NCCPR news and commentary round-up, week ending September 12, 2023

● The family policing establishment loves to deny it when lawyers for parents say children are taken away because of poverty.  So, what do lawyers for children say?  Writing in Teen Vogue, one such lawyer, Chanel Smith, says this: 

I have seen children removed because of complaints of “dirty homes,” or because they were home alone while a parent went to work or had to run an errand, or because they missed one too many days of school. These are all situations in which additional support and investment could have helped families to preserve their households. Instead, they had to face an unforgiving system. 

● Another classic excuse for tearing apart families involves drug use.  Family police apologists revel in horror stories.  But poor nonwhite children can be taken for the kind of “drug use” middle-class white parents can brag about – like smoking marijuana.  Now, as Gothamist reports, one such parent in New York City who fought back, just won a big victory.  

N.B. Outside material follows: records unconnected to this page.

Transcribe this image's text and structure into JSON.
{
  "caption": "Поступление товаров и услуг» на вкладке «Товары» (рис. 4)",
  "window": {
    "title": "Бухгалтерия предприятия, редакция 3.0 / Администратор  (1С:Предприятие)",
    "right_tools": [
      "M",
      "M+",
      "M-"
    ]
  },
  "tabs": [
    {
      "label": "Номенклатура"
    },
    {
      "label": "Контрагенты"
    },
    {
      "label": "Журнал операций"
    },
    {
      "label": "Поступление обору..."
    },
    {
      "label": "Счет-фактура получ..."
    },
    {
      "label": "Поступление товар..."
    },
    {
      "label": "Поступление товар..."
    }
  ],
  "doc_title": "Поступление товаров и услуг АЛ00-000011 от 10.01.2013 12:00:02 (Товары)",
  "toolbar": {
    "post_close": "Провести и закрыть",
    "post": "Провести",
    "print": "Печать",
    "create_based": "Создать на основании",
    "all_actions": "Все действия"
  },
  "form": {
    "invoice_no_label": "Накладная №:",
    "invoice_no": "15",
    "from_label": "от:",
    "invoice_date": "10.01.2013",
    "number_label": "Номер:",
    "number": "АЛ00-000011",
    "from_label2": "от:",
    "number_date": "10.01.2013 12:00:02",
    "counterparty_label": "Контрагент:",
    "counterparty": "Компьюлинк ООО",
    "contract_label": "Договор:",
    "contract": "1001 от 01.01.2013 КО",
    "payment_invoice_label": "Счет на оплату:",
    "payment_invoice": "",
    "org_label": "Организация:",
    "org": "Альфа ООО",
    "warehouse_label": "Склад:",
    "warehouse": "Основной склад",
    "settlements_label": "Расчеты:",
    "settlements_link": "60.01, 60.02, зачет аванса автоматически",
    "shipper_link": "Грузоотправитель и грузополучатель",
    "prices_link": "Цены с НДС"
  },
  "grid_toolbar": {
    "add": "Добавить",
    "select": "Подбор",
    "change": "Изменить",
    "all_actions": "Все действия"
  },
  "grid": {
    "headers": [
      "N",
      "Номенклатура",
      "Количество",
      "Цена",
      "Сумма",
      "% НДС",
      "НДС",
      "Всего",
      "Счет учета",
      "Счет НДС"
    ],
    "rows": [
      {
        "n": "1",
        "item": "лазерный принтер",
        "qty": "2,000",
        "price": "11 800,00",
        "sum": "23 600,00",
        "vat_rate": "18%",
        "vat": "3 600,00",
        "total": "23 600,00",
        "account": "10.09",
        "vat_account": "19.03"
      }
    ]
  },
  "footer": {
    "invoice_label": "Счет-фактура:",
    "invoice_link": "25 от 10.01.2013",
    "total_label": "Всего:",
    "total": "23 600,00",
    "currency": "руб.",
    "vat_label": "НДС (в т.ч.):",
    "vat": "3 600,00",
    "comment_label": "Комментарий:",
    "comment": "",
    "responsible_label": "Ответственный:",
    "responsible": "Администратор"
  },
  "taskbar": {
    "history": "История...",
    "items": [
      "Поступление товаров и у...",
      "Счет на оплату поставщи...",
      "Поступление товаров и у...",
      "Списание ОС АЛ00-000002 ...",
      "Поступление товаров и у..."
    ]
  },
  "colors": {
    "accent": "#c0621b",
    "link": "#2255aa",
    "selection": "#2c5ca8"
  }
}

● It’s always worth remembering that New York City has one of the least awful systems in the country.  Wherever you are probably is worse.  It’s certainly worse in Colorado.  We released a comprehensive report on the Colorado family policing system.  And KUSA-TV did a story about one of the system’s many problems. 

● Alaska regularly tears apart families at one of the highest rates in the country – driven to a large extent by the needless destruction of Native Alaskan families.  The Imprint reports on a unique study by Child Trends focusing on something that may never have been studied before: The role of environmental degradation in undermining Native families and culture.  Among other things, the study shows the value of diversity among researchers.  And the story shows the value of diversity in journalism.  

● As I noted last week, so much of what has gone so wrong has its roots in one terrible law, the Child Abuse Prevention and Treatment Act.  Check out the video of the teach-in by the Repeal CAPTA Coalition explaining how we got into this mess – and how to get out.  And there’s more on the Coalition’s website


● It says a lot about just how callous and cruel family policing systems really are that this is what can happen when someone from the outside takes over such a system and learns about a standard practice: “My reaction really was: That can't be right. That can't be a practice that we're doing."  But New Mexico was indeed swiping foster children’s Social Security benefits and keeping the money for itself.  As NPR reported in 2021, most family policing systems do it.  

But while in some states, agency leaders made all sorts of excuses about how complicated the issue is, New Mexico’s leader cut to the chase: She ordered the practice stopped.  Several other states and localities have done much the same, as NPR reports in this follow-up story.